The move to suspend the program grew out of a combination of a doubling of the current price for the service, the hauler’s failure to pick up the organic food waste, and sometimes sending it to an incinerator instead of to a processing facility, Mayor Lempert said.

Solterra Recycling Solutions was the sole bidder for the a two-year contract to collect the organic food waste. Its bid to collect the organic food waste totaled $829,200 for 2019 and 2020.

This would have meant an increase in the price for residents who participate in the optional program – and with no guarantee that the pickup service would improve, or that the food waste would not be incinerated or dumped in a landfill, Mayor Lempert said.

“Compounding these operational issues, our food waste stream contained unacceptable levels of contamination from time to time,” Mayor Lempert said.

“In those instances, the farm (where the organic food waste was to be delivered) rejected our food waste and it ended up in a landfill,” she revealed.

Mayor Lempert acknowledged that suspending the organic food waste program was a difficult decision, but it will allow town officials time to re-invent the program and to look at different options.
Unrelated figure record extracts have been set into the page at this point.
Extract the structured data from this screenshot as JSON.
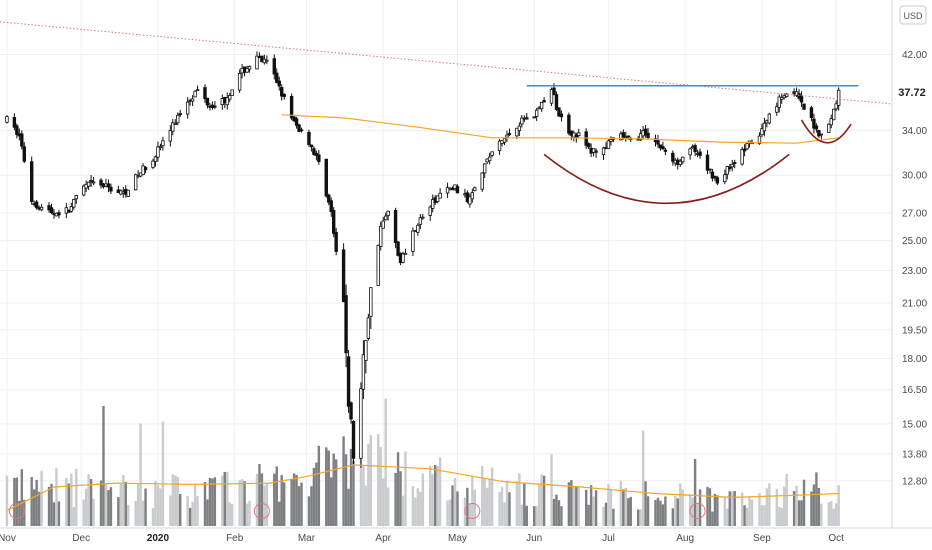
{
  "chart_data": {
    "type": "candlestick",
    "currency": "USD",
    "last_price": "37.72",
    "y_axis_scale": "log",
    "y_ticks": [
      "42.00",
      "34.00",
      "30.00",
      "27.00",
      "25.00",
      "23.00",
      "21.00",
      "19.50",
      "18.00",
      "16.50",
      "15.00",
      "13.80",
      "12.80"
    ],
    "x_ticks": [
      "Nov",
      "Dec",
      "2020",
      "Feb",
      "Mar",
      "Apr",
      "May",
      "Jun",
      "Jul",
      "Aug",
      "Sep",
      "Oct"
    ],
    "bold_x_tick": "2020",
    "ylim": [
      12.2,
      46.5
    ],
    "grid": true,
    "resistance_level": 38.5,
    "price_path": [
      [
        "2019-11-01",
        35.0
      ],
      [
        "2019-11-06",
        33.5
      ],
      [
        "2019-11-11",
        28.0
      ],
      [
        "2019-11-14",
        27.5
      ],
      [
        "2019-11-20",
        27.0
      ],
      [
        "2019-11-26",
        27.2
      ],
      [
        "2019-12-02",
        29.0
      ],
      [
        "2019-12-06",
        29.3
      ],
      [
        "2019-12-12",
        29.0
      ],
      [
        "2019-12-18",
        28.5
      ],
      [
        "2019-12-24",
        30.0
      ],
      [
        "2019-12-30",
        31.5
      ],
      [
        "2020-01-06",
        34.0
      ],
      [
        "2020-01-13",
        37.0
      ],
      [
        "2020-01-17",
        38.0
      ],
      [
        "2020-01-22",
        36.5
      ],
      [
        "2020-01-28",
        37.0
      ],
      [
        "2020-02-04",
        40.0
      ],
      [
        "2020-02-10",
        41.5
      ],
      [
        "2020-02-14",
        41.0
      ],
      [
        "2020-02-19",
        38.5
      ],
      [
        "2020-02-24",
        35.0
      ],
      [
        "2020-03-02",
        33.0
      ],
      [
        "2020-03-06",
        31.0
      ],
      [
        "2020-03-11",
        27.0
      ],
      [
        "2020-03-13",
        24.0
      ],
      [
        "2020-03-16",
        21.0
      ],
      [
        "2020-03-18",
        16.0
      ],
      [
        "2020-03-20",
        13.8
      ],
      [
        "2020-03-23",
        16.5
      ],
      [
        "2020-03-26",
        20.5
      ],
      [
        "2020-03-31",
        26.0
      ],
      [
        "2020-04-03",
        27.0
      ],
      [
        "2020-04-08",
        23.5
      ],
      [
        "2020-04-14",
        26.0
      ],
      [
        "2020-04-20",
        27.5
      ],
      [
        "2020-04-24",
        28.5
      ],
      [
        "2020-04-30",
        29.0
      ],
      [
        "2020-05-05",
        28.0
      ],
      [
        "2020-05-11",
        30.5
      ],
      [
        "2020-05-15",
        32.0
      ],
      [
        "2020-05-21",
        33.5
      ],
      [
        "2020-05-27",
        35.0
      ],
      [
        "2020-06-01",
        35.5
      ],
      [
        "2020-06-05",
        37.0
      ],
      [
        "2020-06-08",
        38.0
      ],
      [
        "2020-06-11",
        35.5
      ],
      [
        "2020-06-15",
        34.0
      ],
      [
        "2020-06-19",
        33.5
      ],
      [
        "2020-06-24",
        32.0
      ],
      [
        "2020-06-30",
        32.5
      ],
      [
        "2020-07-06",
        33.5
      ],
      [
        "2020-07-10",
        33.0
      ],
      [
        "2020-07-16",
        33.8
      ],
      [
        "2020-07-22",
        32.5
      ],
      [
        "2020-07-28",
        31.0
      ],
      [
        "2020-08-03",
        32.5
      ],
      [
        "2020-08-10",
        30.5
      ],
      [
        "2020-08-14",
        29.5
      ],
      [
        "2020-08-20",
        31.0
      ],
      [
        "2020-08-26",
        32.5
      ],
      [
        "2020-08-31",
        33.5
      ],
      [
        "2020-09-04",
        35.5
      ],
      [
        "2020-09-09",
        37.5
      ],
      [
        "2020-09-14",
        38.0
      ],
      [
        "2020-09-17",
        36.5
      ],
      [
        "2020-09-22",
        34.5
      ],
      [
        "2020-09-25",
        33.5
      ],
      [
        "2020-09-29",
        35.0
      ],
      [
        "2020-10-02",
        37.8
      ]
    ],
    "moving_average": [
      [
        "2020-02-20",
        35.5
      ],
      [
        "2020-03-16",
        35.2
      ],
      [
        "2020-04-15",
        34.3
      ],
      [
        "2020-05-15",
        33.3
      ],
      [
        "2020-06-15",
        33.3
      ],
      [
        "2020-07-15",
        33.2
      ],
      [
        "2020-08-15",
        32.9
      ],
      [
        "2020-09-15",
        32.8
      ],
      [
        "2020-10-02",
        33.3
      ]
    ],
    "volume_profile": [
      [
        "2019-11-01",
        0.35
      ],
      [
        "2019-12-01",
        0.32
      ],
      [
        "2020-01-01",
        0.3
      ],
      [
        "2020-02-01",
        0.32
      ],
      [
        "2020-03-01",
        0.42
      ],
      [
        "2020-03-20",
        0.6
      ],
      [
        "2020-04-10",
        0.45
      ],
      [
        "2020-05-10",
        0.35
      ],
      [
        "2020-06-10",
        0.3
      ],
      [
        "2020-07-10",
        0.26
      ],
      [
        "2020-08-10",
        0.24
      ],
      [
        "2020-09-10",
        0.26
      ],
      [
        "2020-10-02",
        0.28
      ]
    ],
    "volume_ma": [
      [
        "2019-11-01",
        0.12
      ],
      [
        "2019-11-20",
        0.3
      ],
      [
        "2019-12-15",
        0.33
      ],
      [
        "2020-01-15",
        0.32
      ],
      [
        "2020-02-15",
        0.33
      ],
      [
        "2020-03-01",
        0.38
      ],
      [
        "2020-03-20",
        0.47
      ],
      [
        "2020-04-20",
        0.44
      ],
      [
        "2020-05-20",
        0.34
      ],
      [
        "2020-06-20",
        0.3
      ],
      [
        "2020-07-20",
        0.25
      ],
      [
        "2020-08-20",
        0.22
      ],
      [
        "2020-09-20",
        0.24
      ],
      [
        "2020-10-02",
        0.25
      ]
    ],
    "annotations": {
      "trendline_color": "#e57373",
      "resistance_color": "#2196f3",
      "ma_color": "#f5a623",
      "cup_color": "#8b1a1a",
      "earnings_marker_color": "#e57373",
      "up_candle_color": "#ffffff",
      "down_candle_color": "#111111"
    }
  }
}
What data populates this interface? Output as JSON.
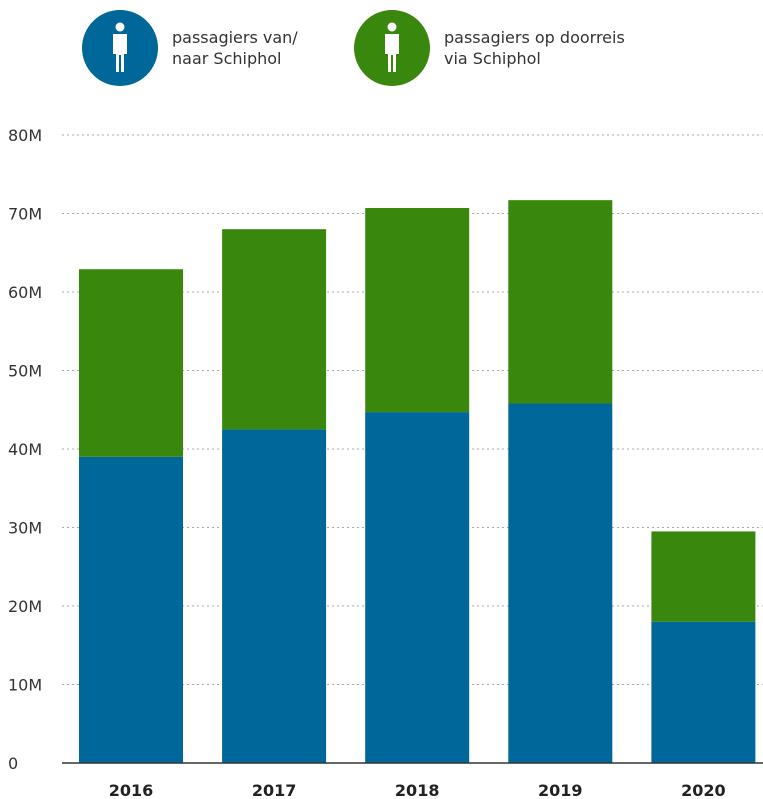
{
  "legend": [
    {
      "label_line1": "passagiers van/",
      "label_line2": "naar Schiphol",
      "color": "#00679b",
      "icon": "person-icon"
    },
    {
      "label_line1": "passagiers op doorreis",
      "label_line2": "via Schiphol",
      "color": "#3a870e",
      "icon": "person-icon"
    }
  ],
  "chart_data": {
    "type": "bar",
    "stacked": true,
    "categories": [
      "2016",
      "2017",
      "2018",
      "2019",
      "2020"
    ],
    "series": [
      {
        "name": "passagiers van/ naar Schiphol",
        "color": "#00679b",
        "values": [
          39.0,
          42.5,
          44.7,
          45.8,
          18.0
        ]
      },
      {
        "name": "passagiers op doorreis via Schiphol",
        "color": "#3a870e",
        "values": [
          23.9,
          25.5,
          26.0,
          25.9,
          11.5
        ]
      }
    ],
    "yticks": [
      {
        "value": 0,
        "label": "0"
      },
      {
        "value": 10,
        "label": "10M"
      },
      {
        "value": 20,
        "label": "20M"
      },
      {
        "value": 30,
        "label": "30M"
      },
      {
        "value": 40,
        "label": "40M"
      },
      {
        "value": 50,
        "label": "50M"
      },
      {
        "value": 60,
        "label": "60M"
      },
      {
        "value": 70,
        "label": "70M"
      },
      {
        "value": 80,
        "label": "80M"
      }
    ],
    "ylim": [
      0,
      80
    ],
    "grid": true,
    "legend_position": "top-left"
  }
}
One option is to handle the program in-house by using municipal employees to pick up the organic food waste, she said. The town would have to go out to bid for a facility – a farm or processing facility – that would take organic waste.

“We need a strong comfort level that it will be composted,” Mayor Lempert said.

In the meantime, while Princeton officials are working to find a solution, organic food waste program participants should hold onto the dedicated green carts until 2019 registration is released, Mayor Lempert reported.